Entre as décadas de 1960 e 1980, importantes estudos sobre drogas psicotrópicas foram conduzidos por Elisaldo Carlini, em parceria com o químico israelense Raphael Mechoulam — responsável por isolar alguns dos princípios ativos da maconha. Em 1973, Carlini publicou um estudo pioneiro sobre os efeitos anticonvulsivantes do canabidiol (CBD), atualmente utilizado no tratamento de epilepsias refratárias. Apesar da eficácia terapêutica comprovada, seu uso ainda enfrenta forte estigma. A atuação de Carlini foi essencial para a legalização do uso medicinal de canabinoides no Brasil, sendo reconhecida com a proposta de seu nome a um projeto de lei sobre o tema.

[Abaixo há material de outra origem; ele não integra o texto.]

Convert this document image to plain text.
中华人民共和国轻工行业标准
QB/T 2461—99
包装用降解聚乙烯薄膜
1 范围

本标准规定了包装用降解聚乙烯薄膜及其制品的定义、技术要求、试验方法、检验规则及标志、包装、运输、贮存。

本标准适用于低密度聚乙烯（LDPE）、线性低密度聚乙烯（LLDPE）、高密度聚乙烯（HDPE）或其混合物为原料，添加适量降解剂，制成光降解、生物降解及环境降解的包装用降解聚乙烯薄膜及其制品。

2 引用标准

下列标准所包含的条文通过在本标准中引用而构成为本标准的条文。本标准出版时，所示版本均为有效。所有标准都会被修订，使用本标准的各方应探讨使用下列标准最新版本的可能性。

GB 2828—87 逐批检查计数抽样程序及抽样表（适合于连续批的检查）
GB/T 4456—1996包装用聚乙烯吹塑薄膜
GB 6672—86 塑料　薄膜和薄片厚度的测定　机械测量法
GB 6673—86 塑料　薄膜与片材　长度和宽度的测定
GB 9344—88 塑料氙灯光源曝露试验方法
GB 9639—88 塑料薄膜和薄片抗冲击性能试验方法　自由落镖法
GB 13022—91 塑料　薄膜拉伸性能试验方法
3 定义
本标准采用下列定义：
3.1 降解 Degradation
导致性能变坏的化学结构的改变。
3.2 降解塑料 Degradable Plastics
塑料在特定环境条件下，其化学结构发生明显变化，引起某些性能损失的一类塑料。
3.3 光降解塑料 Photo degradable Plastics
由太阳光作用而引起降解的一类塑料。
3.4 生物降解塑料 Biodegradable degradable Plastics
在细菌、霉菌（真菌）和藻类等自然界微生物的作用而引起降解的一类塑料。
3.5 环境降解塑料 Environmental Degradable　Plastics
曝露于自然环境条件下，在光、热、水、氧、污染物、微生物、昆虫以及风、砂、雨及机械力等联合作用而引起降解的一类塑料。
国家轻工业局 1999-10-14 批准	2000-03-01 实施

Carlini e Ribeiro do Valle sempre destacaram que, mais importante do que estudar os efeitos das drogas, é compreender quem as utiliza. Com esse olhar, nasceu o CEBRID, setor pioneiro na realização de levantamentos nacionais sobre o uso de substâncias psicoativas, fundamentais para o desenvolvimento de políticas públicas eficazes. Complementando esses dados, pesquisas qualitativas aprofundaram a compreensão do contexto de uso. Ana Regina Noto, Solange Nappo e outros pesquisadores lideraram esses estudos, desmistificando a ideia de que métodos qualitativos não são rigorosos.
Nos anos 1980, Jandira Masur introduziu no Brasil as Intervenções Breves (IB), com base na terapia cognitivo-comportamental, voltadas a pessoas em fase inicial de problemas com drogas. Após sua morte, a equipe deu continuidade ao trabalho, demonstrando que três sessões de IB eram tão eficazes quanto 12 sessões de psicoterapia de grupo — uma abordagem mais viável para o SUS. Nos anos 2000, participamos de um projeto multicêntrico da OMS, desenvolvendo o instrumento ASSIST e testando sua aplicação em UBSs, com resultados promissores.
No início dos anos 2000, observamos o aumento do consumo de álcool com bebidas energéticas. Nossos estudos pioneiros mostraram que essa combinação potencializa o efeito estimulante do álcool e a probabilidade de sensibilização. Se esse fenômeno se confirmar em humanos, há risco de aumento no consumo e nos problemas associados, mesmo entre quem normalmente não se sente estimulado pelo álcool.
Esse sucesso levou, em 2005, ao convite da SENAD para coordenar um curso de capacitação em larga escala. Em parceria com outras instituições, criamos o curso SUPERA — Sistema para detecção do Uso abusivo e dependência de substâncias Psicoativas: Encaminhamento, intervenção breve, Reinserção social e Acompanhamento. O curso formou mais de 85 mil profissionais, atingindo 95% dos municípios brasileiros. Embora tenha perdido apoio da SENAD a partir de 2019, seus materiais seguem disponíveis gratuitamente.
Sob liderança de Ana Regina Noto, o projeto temático “Intervenções inovadoras frente a problemas relacionados ao consumo de álcool no Brasil” trouxe novas abordagens em prevenção e intervenção, incluindo capacitação de profissionais, intervenções comunitárias, mindfulness para prevenção de recaídas, e os projetos SHAHRP e FOCO, voltados à prevenção do uso de drogas entre estudantes — muitos deles em colaboração com instituições como UFSC, UFJF, Universidade de Miami, Curtin University (Austrália) e Washington University.
Além das abordagens psicossociais, seguimos investindo em estudos clínicos e pesquisa básica sobre os efeitos do uso crônico de substâncias, sob liderança de José Carlos Galduróz. Entre os avanços tecnológicos recentes, destaca-se o aplicativo TRIE-AD, que inclui um instrumento de triagem (DUDIT-E) e uma intervenção breve personalizada, voltado à triagem de adolescentes e jovens adultos. O projeto é conduzido por mim e Denise De Micheli, com parcerias nacionais e internacionais.
Esses são apenas alguns destaques de nossa trajetória. Seguimos firmes no compromisso com a ciência, a formação de profissionais e a construção de políticas públicas mais eficazes e humanas — sempre abertos a novas parcerias e colaborações.